Sandisk Corp. is making significant strides in the realm of memory technology with its innovative approach to 3D-NAND flash memory. The company is positioning this technology as a potential replacement for DRAM-based HBM in AI inference applications. This move marks a strategic shift for Sandisk, which was spun off from Western Digital in February 2025 with a focus on delivering flash memory products and exploring disruptive memory technologies.
During the Sandisk Investor Day just before the spin off, Alper Ilkbahar, the incoming senior vice president of memory technology, introduced the concept of high bandwidth flash and 3D Matrix Memory. He highlighted the development of high bandwidth flash (HBF), which optimizes NAND flash for bandwidth rather than die area and cost.

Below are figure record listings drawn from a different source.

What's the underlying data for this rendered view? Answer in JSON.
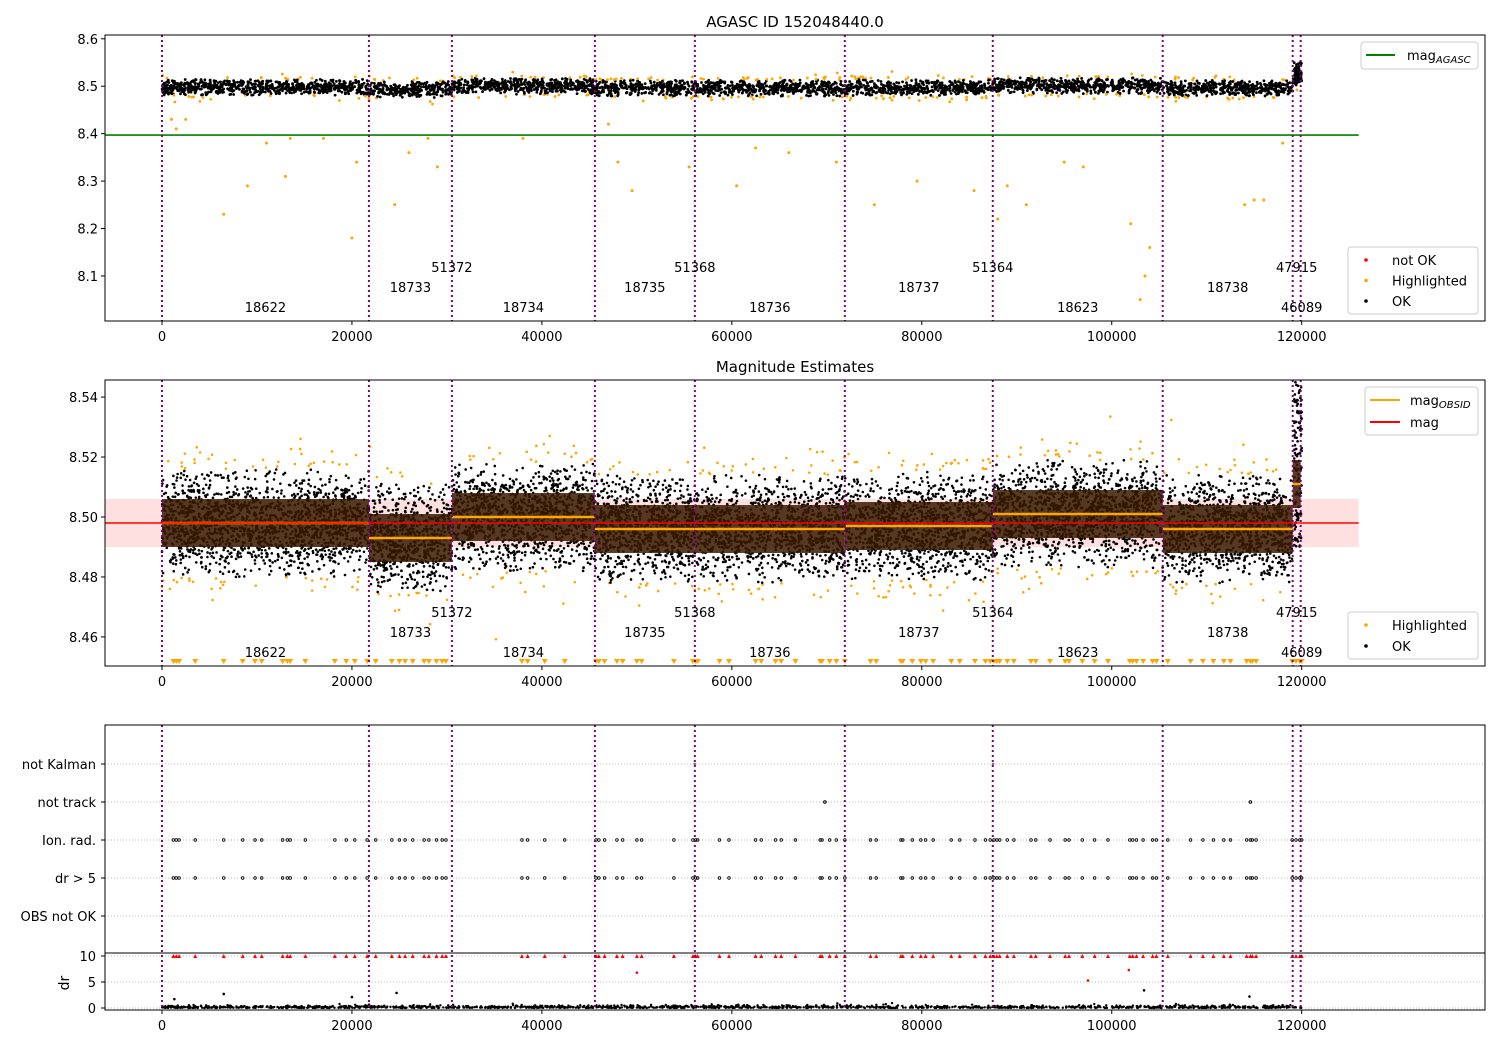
{
  "chart_data": [
    {
      "type": "scatter",
      "title": "AGASC ID 152048440.0",
      "xlim": [
        -6000,
        139300
      ],
      "ylim": [
        8.005,
        8.608
      ],
      "xticks": [
        0,
        20000,
        40000,
        60000,
        80000,
        100000,
        120000
      ],
      "xtick_labels": [
        "0",
        "20000",
        "40000",
        "60000",
        "80000",
        "100000",
        "120000"
      ],
      "yticks": [
        8.1,
        8.2,
        8.3,
        8.4,
        8.5,
        8.6
      ],
      "ytick_labels": [
        "8.1",
        "8.2",
        "8.3",
        "8.4",
        "8.5",
        "8.6"
      ],
      "mag_agasc": 8.397,
      "legend_line": {
        "label": "mag",
        "sub": "AGASC",
        "color": "#008000"
      },
      "legend_points": [
        {
          "label": "not OK",
          "color": "#ff0000"
        },
        {
          "label": "Highlighted",
          "color": "#ffa500"
        },
        {
          "label": "OK",
          "color": "#000000"
        }
      ],
      "outliers": [
        [
          1000,
          8.43
        ],
        [
          1500,
          8.41
        ],
        [
          2500,
          8.43
        ],
        [
          6500,
          8.23
        ],
        [
          9000,
          8.29
        ],
        [
          11000,
          8.38
        ],
        [
          13000,
          8.31
        ],
        [
          13500,
          8.39
        ],
        [
          17000,
          8.39
        ],
        [
          20000,
          8.18
        ],
        [
          20500,
          8.34
        ],
        [
          24500,
          8.25
        ],
        [
          26000,
          8.36
        ],
        [
          28000,
          8.39
        ],
        [
          29000,
          8.33
        ],
        [
          38000,
          8.39
        ],
        [
          47000,
          8.42
        ],
        [
          48000,
          8.34
        ],
        [
          49500,
          8.28
        ],
        [
          55500,
          8.33
        ],
        [
          60500,
          8.29
        ],
        [
          62500,
          8.37
        ],
        [
          66000,
          8.36
        ],
        [
          71000,
          8.34
        ],
        [
          75000,
          8.25
        ],
        [
          79500,
          8.3
        ],
        [
          85500,
          8.28
        ],
        [
          88000,
          8.22
        ],
        [
          89000,
          8.29
        ],
        [
          91000,
          8.25
        ],
        [
          95000,
          8.34
        ],
        [
          97000,
          8.33
        ],
        [
          102000,
          8.21
        ],
        [
          103000,
          8.05
        ],
        [
          103500,
          8.1
        ],
        [
          104000,
          8.16
        ],
        [
          114000,
          8.25
        ],
        [
          115000,
          8.26
        ],
        [
          116000,
          8.26
        ],
        [
          118000,
          8.38
        ]
      ]
    },
    {
      "type": "scatter",
      "title": "Magnitude Estimates",
      "xlim": [
        -6000,
        139300
      ],
      "ylim": [
        8.4503,
        8.5457
      ],
      "xticks": [
        0,
        20000,
        40000,
        60000,
        80000,
        100000,
        120000
      ],
      "xtick_labels": [
        "0",
        "20000",
        "40000",
        "60000",
        "80000",
        "100000",
        "120000"
      ],
      "yticks": [
        8.46,
        8.48,
        8.5,
        8.52,
        8.54
      ],
      "ytick_labels": [
        "8.46",
        "8.48",
        "8.50",
        "8.52",
        "8.54"
      ],
      "mag": 8.498,
      "mag_band": [
        8.49,
        8.506
      ],
      "legend_lines": [
        {
          "label": "mag",
          "sub": "OBSID",
          "color": "#ffa500"
        },
        {
          "label": "mag",
          "sub": "",
          "color": "#ff0000"
        }
      ],
      "legend_points": [
        {
          "label": "Highlighted",
          "color": "#ffa500"
        },
        {
          "label": "OK",
          "color": "#000000"
        }
      ]
    },
    {
      "type": "scatter",
      "title": "",
      "xlim": [
        -6000,
        139300
      ],
      "categories": [
        "not Kalman",
        "not track",
        "Ion. rad.",
        "dr > 5",
        "OBS not OK"
      ],
      "dr_ylabel": "dr",
      "dr_ylim": [
        -0.4,
        10.6
      ],
      "dr_yticks": [
        0,
        5,
        10
      ],
      "dr_ytick_labels": [
        "0",
        "5",
        "10"
      ],
      "not_kalman_x": [
        21800,
        56100,
        87500
      ],
      "not_track_x": [
        69800,
        114600
      ],
      "flag_x": [
        1200,
        1500,
        1800,
        3500,
        6500,
        8500,
        9800,
        10500,
        12700,
        13200,
        13500,
        15100,
        18200,
        19400,
        20300,
        21600,
        22500,
        24200,
        25000,
        25600,
        26400,
        27600,
        28100,
        28900,
        29500,
        29900,
        37900,
        38500,
        40300,
        42400,
        45700,
        46000,
        46600,
        47900,
        48500,
        50000,
        50500,
        53900,
        55900,
        56200,
        56400,
        58700,
        59700,
        62500,
        63100,
        64600,
        65200,
        66700,
        69300,
        69500,
        70300,
        71000,
        71900,
        74600,
        75200,
        77800,
        78000,
        79000,
        79900,
        80400,
        81200,
        83100,
        84000,
        85600,
        86700,
        87200,
        87600,
        87900,
        88200,
        89000,
        89700,
        91500,
        92000,
        93500,
        95100,
        95500,
        96900,
        98200,
        99600,
        101900,
        102200,
        102600,
        103300,
        104300,
        104700,
        105900,
        108300,
        109600,
        110700,
        111800,
        112500,
        114200,
        114600,
        114800,
        115200,
        119000,
        119400,
        119800,
        120000
      ],
      "dr_outliers": [
        [
          1300,
          1.7
        ],
        [
          6500,
          2.7
        ],
        [
          20000,
          2.1
        ],
        [
          24700,
          2.9
        ],
        [
          50000,
          6.8
        ],
        [
          97500,
          5.3
        ],
        [
          101800,
          7.3
        ],
        [
          103400,
          3.4
        ],
        [
          114500,
          2.2
        ]
      ]
    }
  ],
  "segments": [
    {
      "obsid": "18622",
      "start": 0,
      "end": 21789,
      "mag": 8.498,
      "row": 2
    },
    {
      "obsid": "18733",
      "start": 21789,
      "end": 30526,
      "mag": 8.493,
      "row": 1
    },
    {
      "obsid": "51372",
      "start": 30526,
      "end": 30526,
      "mag": null,
      "row": 0
    },
    {
      "obsid": "18734",
      "start": 30526,
      "end": 45579,
      "mag": 8.5,
      "row": 2
    },
    {
      "obsid": "18735",
      "start": 45579,
      "end": 56105,
      "mag": 8.496,
      "row": 1
    },
    {
      "obsid": "51368",
      "start": 56105,
      "end": 56105,
      "mag": null,
      "row": 0
    },
    {
      "obsid": "18736",
      "start": 56105,
      "end": 71895,
      "mag": 8.496,
      "row": 2
    },
    {
      "obsid": "18737",
      "start": 71895,
      "end": 87474,
      "mag": 8.497,
      "row": 1
    },
    {
      "obsid": "51364",
      "start": 87474,
      "end": 87474,
      "mag": null,
      "row": 0
    },
    {
      "obsid": "18623",
      "start": 87474,
      "end": 105368,
      "mag": 8.501,
      "row": 2
    },
    {
      "obsid": "18738",
      "start": 105368,
      "end": 119053,
      "mag": 8.496,
      "row": 1
    },
    {
      "obsid": "47915",
      "start": 119053,
      "end": 119895,
      "mag": 8.511,
      "row": 0
    },
    {
      "obsid": "46089",
      "start": 119895,
      "end": 120100,
      "mag": null,
      "row": 2
    }
  ],
  "boundaries": [
    0,
    21789,
    30526,
    45579,
    56105,
    71895,
    87474,
    105368,
    119053,
    119895
  ],
  "colors": {
    "ok": "#000000",
    "highlighted": "#ffa500",
    "not_ok": "#ff0000",
    "boundary": "#800080",
    "agasc": "#008000",
    "mag": "#ff0000",
    "band": "#ffcccc"
  }
}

This innovative architecture involves dividing the NAND memory array into multiple mini arrays that can be accessed in parallel, leveraging Kioxia BICS 3D-NAND technology to stack these mini arrays vertically.
According to Ilkbahar, the use of HBF has resulted in the creation of 16-layer R&D memories with significantly higher capacities compared to traditional HBM, all while maintaining a similar price point. He emphasized that major AI players are providing input into the development of HBF, which has the potential to revolutionize datacenter GPUs and expand their applications to AI-capable smartphones and other edge devices.

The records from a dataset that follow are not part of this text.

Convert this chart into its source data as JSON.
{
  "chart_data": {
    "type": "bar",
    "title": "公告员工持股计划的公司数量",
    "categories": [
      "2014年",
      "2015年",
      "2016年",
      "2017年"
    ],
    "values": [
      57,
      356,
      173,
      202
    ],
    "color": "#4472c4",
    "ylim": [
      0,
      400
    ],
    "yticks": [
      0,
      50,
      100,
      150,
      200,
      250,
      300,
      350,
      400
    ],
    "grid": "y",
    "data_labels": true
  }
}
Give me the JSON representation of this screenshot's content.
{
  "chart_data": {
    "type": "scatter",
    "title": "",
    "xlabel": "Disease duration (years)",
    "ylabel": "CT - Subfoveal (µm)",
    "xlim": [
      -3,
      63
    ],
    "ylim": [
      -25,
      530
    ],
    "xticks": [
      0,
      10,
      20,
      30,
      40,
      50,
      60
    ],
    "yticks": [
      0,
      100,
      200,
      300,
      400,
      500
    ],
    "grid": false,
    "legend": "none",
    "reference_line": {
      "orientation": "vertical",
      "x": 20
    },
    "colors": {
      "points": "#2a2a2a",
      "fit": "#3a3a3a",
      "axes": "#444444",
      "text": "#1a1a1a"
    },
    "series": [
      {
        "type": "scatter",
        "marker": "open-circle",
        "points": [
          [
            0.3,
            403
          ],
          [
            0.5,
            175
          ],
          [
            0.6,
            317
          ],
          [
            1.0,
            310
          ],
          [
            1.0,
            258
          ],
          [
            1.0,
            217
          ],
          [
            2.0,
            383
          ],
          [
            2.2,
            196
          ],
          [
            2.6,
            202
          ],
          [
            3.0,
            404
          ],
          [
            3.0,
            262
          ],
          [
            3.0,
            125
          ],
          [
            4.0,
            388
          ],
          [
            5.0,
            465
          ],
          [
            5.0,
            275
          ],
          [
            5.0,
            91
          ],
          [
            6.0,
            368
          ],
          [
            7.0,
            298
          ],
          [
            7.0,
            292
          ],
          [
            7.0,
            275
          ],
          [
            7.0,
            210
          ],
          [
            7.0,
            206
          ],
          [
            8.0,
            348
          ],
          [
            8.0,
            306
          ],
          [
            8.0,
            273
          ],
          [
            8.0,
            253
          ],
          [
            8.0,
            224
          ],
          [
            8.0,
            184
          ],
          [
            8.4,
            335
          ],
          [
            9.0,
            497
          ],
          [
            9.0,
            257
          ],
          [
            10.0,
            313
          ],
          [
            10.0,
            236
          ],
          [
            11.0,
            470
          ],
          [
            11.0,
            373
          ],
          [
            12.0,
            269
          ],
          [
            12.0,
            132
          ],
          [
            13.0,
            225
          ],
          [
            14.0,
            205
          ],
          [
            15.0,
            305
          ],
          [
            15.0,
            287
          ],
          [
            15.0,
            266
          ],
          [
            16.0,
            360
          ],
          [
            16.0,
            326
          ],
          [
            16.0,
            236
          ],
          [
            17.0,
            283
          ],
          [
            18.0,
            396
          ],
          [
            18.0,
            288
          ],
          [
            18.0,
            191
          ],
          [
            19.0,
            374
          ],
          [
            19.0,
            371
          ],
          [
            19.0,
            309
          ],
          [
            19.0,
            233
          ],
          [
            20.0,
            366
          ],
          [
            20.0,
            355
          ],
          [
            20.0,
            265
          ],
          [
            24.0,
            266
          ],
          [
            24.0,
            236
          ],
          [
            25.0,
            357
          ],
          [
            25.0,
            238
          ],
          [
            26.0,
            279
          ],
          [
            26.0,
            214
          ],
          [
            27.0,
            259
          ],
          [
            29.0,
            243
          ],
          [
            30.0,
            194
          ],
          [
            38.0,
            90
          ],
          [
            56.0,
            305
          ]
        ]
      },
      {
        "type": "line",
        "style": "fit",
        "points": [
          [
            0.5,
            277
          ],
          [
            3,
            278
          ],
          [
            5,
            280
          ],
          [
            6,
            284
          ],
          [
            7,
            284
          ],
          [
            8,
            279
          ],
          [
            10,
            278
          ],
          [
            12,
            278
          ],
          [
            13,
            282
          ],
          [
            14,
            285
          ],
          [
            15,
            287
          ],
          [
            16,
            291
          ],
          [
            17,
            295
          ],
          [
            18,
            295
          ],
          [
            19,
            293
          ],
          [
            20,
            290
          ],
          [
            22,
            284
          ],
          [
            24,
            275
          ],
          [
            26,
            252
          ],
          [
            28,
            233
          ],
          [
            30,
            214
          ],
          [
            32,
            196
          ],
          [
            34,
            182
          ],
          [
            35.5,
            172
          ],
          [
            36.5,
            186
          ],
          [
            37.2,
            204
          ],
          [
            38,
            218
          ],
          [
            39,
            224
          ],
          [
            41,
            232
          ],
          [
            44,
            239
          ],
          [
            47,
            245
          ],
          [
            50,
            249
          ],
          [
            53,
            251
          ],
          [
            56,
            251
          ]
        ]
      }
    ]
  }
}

One of the key advantages of HBF highlighted by Ilkbahar is its ability to address the growing memory requirements of advanced AI models. For instance, a contemporary LLM like GPT4 with 1.8 trillion parameters and 16-bit weights demands 3.6Tbytes of memory. By utilizing HBF, a single GPU could potentially accommodate the entire model, eliminating the need for extensive data movement and enhancing overall efficiency.

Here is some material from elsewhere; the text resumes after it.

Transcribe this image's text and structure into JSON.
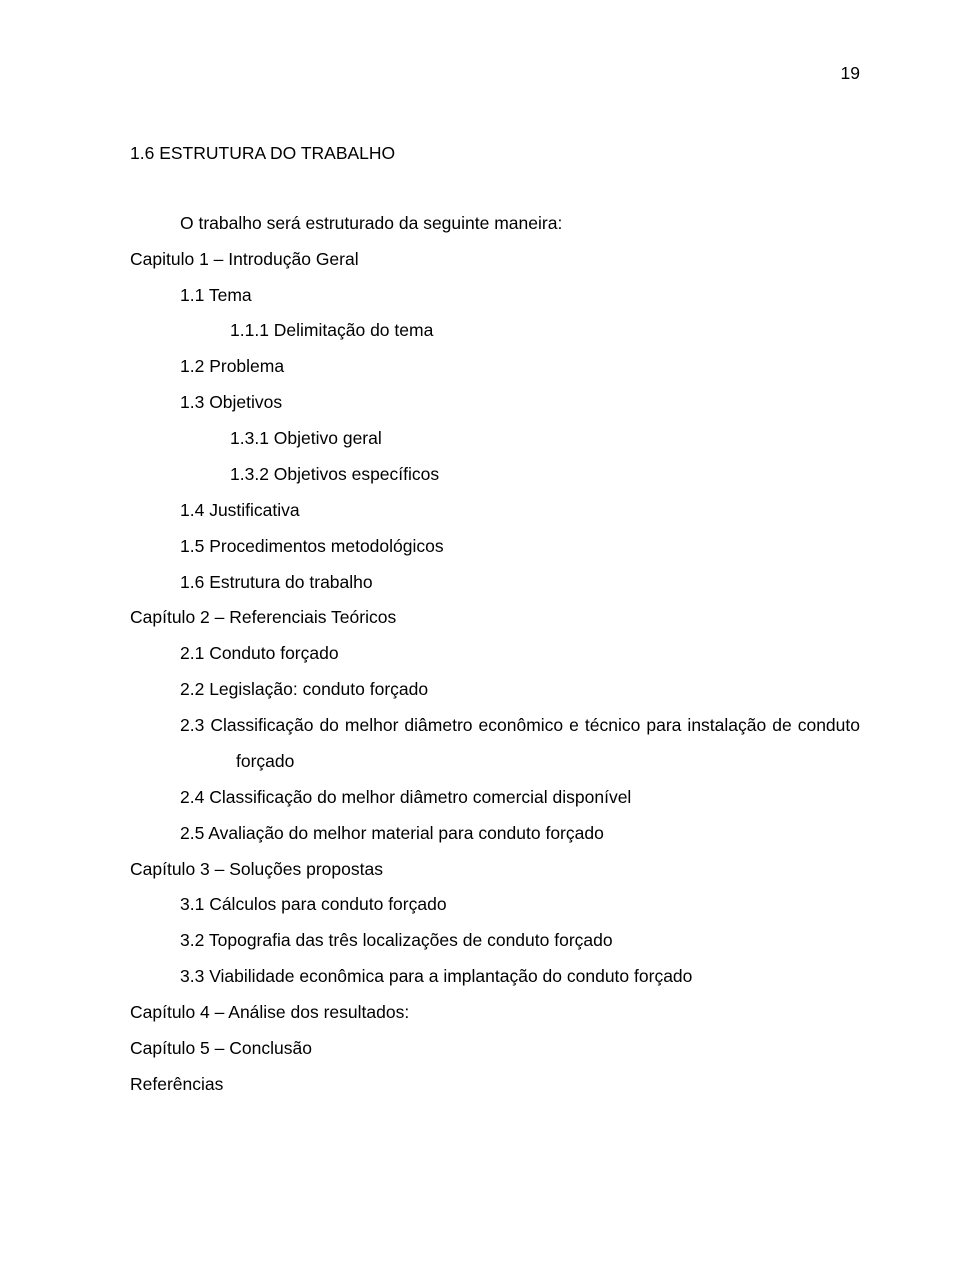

Looking ahead, Ilkbahar envisions HBF playing a crucial role in enabling AI on smartphones by overcoming memory, performance, and power constraints. By leveraging HBF, future AI models with billions of parameters and specific weight requirements could be housed within a single die, paving the way for enhanced AI capabilities at the edge. While acknowledging that HBF is not a direct replacement for HBM, Sandisk is actively working on establishing an open-standard interface based on existing electrical interfaces with minimal protocol changes.